Ireland-based low-cost carrier (LCC) Ryanair says it will take its fight to the highest court in Europe if necessary, as it again refused Thursday to accept a demand by UK competition authorities to sell down its 29.8% stake in Aer Lingus to 5%.
Ryanair had asked the Competition and Markets Authority (CMA) to reconsider its earlier decision in the light of what it said were materially changed conditions in the marketplace.
The CMA said Thursday, however, that it had decided that no such change had occurred and reiterated its requirement that Ryanair should reduce its shareholding in the Irish flag carrier. Aer Lingus is currently the subject of a takeover bid by IAG, parent group of British Airways and Iberia.
“IAG’s bid for Aer Lingus is dependent on securing Ryanair’s agreement to sell its shareholding. This recent development illustrates that Ryanair can decide whether a bid for its major competitor on UK/Irish routes succeeds or fails,” said Simon Polito, chairman of the CMA Ryanair/Aer Lingus inquiry group.
“This concern was an important part of our decision to require Ryanair to reduce its shareholding. It’s not good for competition when one company holds such an influence over the future of one of its major competitors.
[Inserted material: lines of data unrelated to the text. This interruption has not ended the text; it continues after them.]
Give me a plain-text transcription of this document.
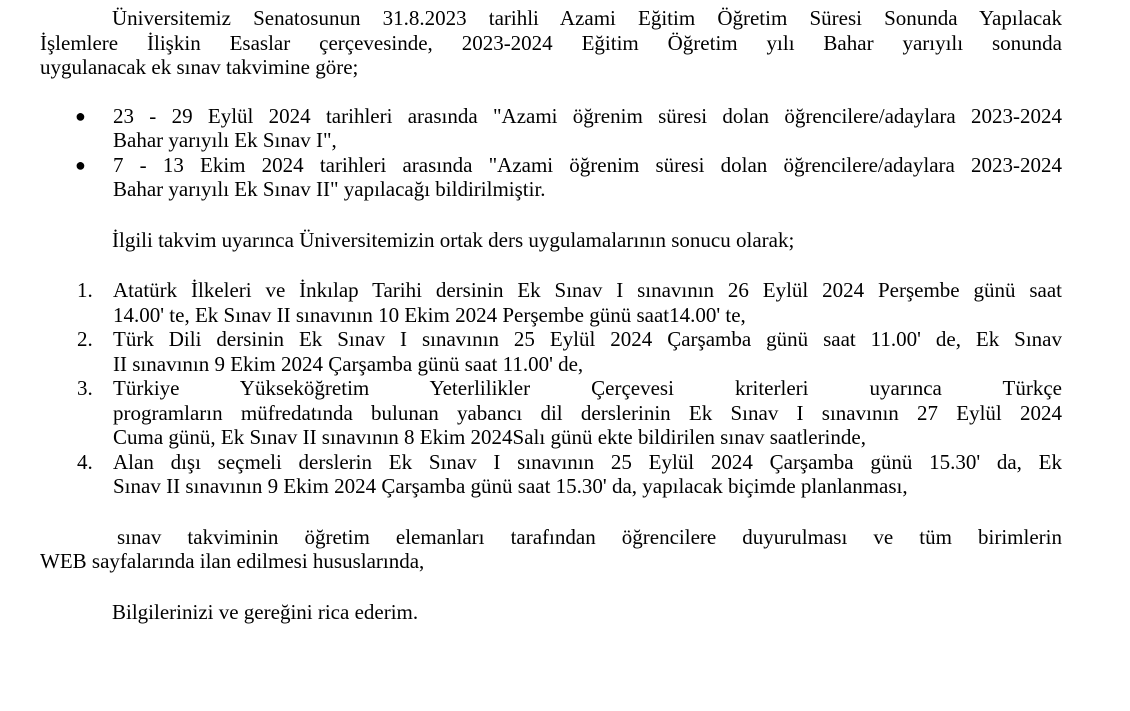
Üniversitemiz Senatosunun 31.8.2023 tarihli Azami Eğitim Öğretim Süresi Sonunda Yapılacak

İşlemlere İlişkin Esaslar çerçevesinde, 2023-2024 Eğitim Öğretim yılı Bahar yarıyılı sonunda

uygulanacak ek sınav takvimine göre;

●	23 - 29 Eylül 2024 tarihleri arasında "Azami öğrenim süresi dolan öğrencilere/adaylara 2023-2024

Bahar yarıyılı Ek Sınav I",

●	7 - 13 Ekim 2024 tarihleri arasında "Azami öğrenim süresi dolan öğrencilere/adaylara 2023-2024

Bahar yarıyılı Ek Sınav II" yapılacağı bildirilmiştir.

İlgili takvim uyarınca Üniversitemizin ortak ders uygulamalarının sonucu olarak;

1. Atatürk İlkeleri ve İnkılap Tarihi dersinin Ek Sınav I sınavının 26 Eylül 2024 Perşembe günü saat

14.00' te, Ek Sınav II sınavının 10 Ekim 2024 Perşembe günü saat14.00' te,

2. Türk Dili dersinin Ek Sınav I sınavının 25 Eylül 2024 Çarşamba günü saat 11.00' de, Ek Sınav

II sınavının 9 Ekim 2024 Çarşamba günü saat 11.00' de,

3. Türkiye Yükseköğretim Yeterlilikler Çerçevesi kriterleri uyarınca Türkçe

programların müfredatında bulunan yabancı dil derslerinin Ek Sınav I sınavının 27 Eylül 2024

Cuma günü, Ek Sınav II sınavının 8 Ekim 2024Salı günü ekte bildirilen sınav saatlerinde,

4. Alan dışı seçmeli derslerin Ek Sınav I sınavının 25 Eylül 2024 Çarşamba günü 15.30' da, Ek

Sınav II sınavının 9 Ekim 2024 Çarşamba günü saat 15.30' da, yapılacak biçimde planlanması,

sınav takviminin öğretim elemanları tarafından öğrencilere duyurulması ve tüm birimlerin

WEB sayfalarında ilan edilmesi hususlarında,

Bilgilerinizi ve gereğini rica ederim.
“IAG has said that it would not be interested in acquiring any airline with a significant minority investor. The conditional nature of IAG’s bid is consistent with this and our original assessment that Ryanair’s presence was likely to deter other airlines from entering into, pursuing or concluding combinations with Aer Lingus.”
Ryanair disputed the latest CMA finding, in what has become a long-running and acrimonious dispute between the Irish LCC and the UK’s competition authorities.
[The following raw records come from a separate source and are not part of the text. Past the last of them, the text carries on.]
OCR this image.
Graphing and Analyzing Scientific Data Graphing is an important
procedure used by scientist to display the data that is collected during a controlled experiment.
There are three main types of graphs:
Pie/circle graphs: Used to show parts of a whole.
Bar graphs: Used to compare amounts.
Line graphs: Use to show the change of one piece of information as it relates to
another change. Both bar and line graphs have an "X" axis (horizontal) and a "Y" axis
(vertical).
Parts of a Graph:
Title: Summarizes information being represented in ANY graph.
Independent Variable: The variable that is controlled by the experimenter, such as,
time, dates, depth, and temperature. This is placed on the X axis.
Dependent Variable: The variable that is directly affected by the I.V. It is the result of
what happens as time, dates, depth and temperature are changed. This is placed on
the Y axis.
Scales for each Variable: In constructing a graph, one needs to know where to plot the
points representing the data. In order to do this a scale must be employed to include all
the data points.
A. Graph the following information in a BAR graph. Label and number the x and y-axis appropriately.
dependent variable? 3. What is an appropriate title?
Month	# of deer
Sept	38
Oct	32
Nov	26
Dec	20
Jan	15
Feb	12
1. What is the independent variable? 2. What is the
Ryanair CEO Michael O’Leary described Polito’s claims as false and misleading.
“Ryanair explained that IAG’s offer for Aer Lingus has already received public acceptances from both the Irish government and Etihad who between them own approx. 30% of Aer Lingus. If the IAG offer gets to 50.1%, it is clear that there is nothing Ryanair can do to prevent IAG acquiring control of Aer Lingus. No 30% shareholder can block a takeover bid if more than 50% of other shareholders accept it.
“Both Simon Polito and the CMA are attempting to defend the indefensible. The sole basis for their 2013 divestment decision was…that Ryanair’s minority stake was or would prevent any other airline making a bid for / or acquiring control of Aer Lingus. This bid process … is now in fact taking place.”
Ryanair says it has not received an offer from IAG for its Aer Lingus shares, but will consider any such offer on its merits in the best interests of Ryanair’s shareholders.
Ryanair head of communications Robin Kiely added that the CMA Group is looking into the matter had been unable to establish any consumer harm arising from Ryanair’s minority stake in Aer Lingus
“Ryanair has instructed its lawyers to appeal today’s ridiculous decision to the Competition Appeal Tribunal, given that it is factually unsustainable and legally flawed as the IAG offer for Aer Lingus proceeds.
“We will continue to appeal and will bring our case to Europe if necessary,” Kiely toldATW.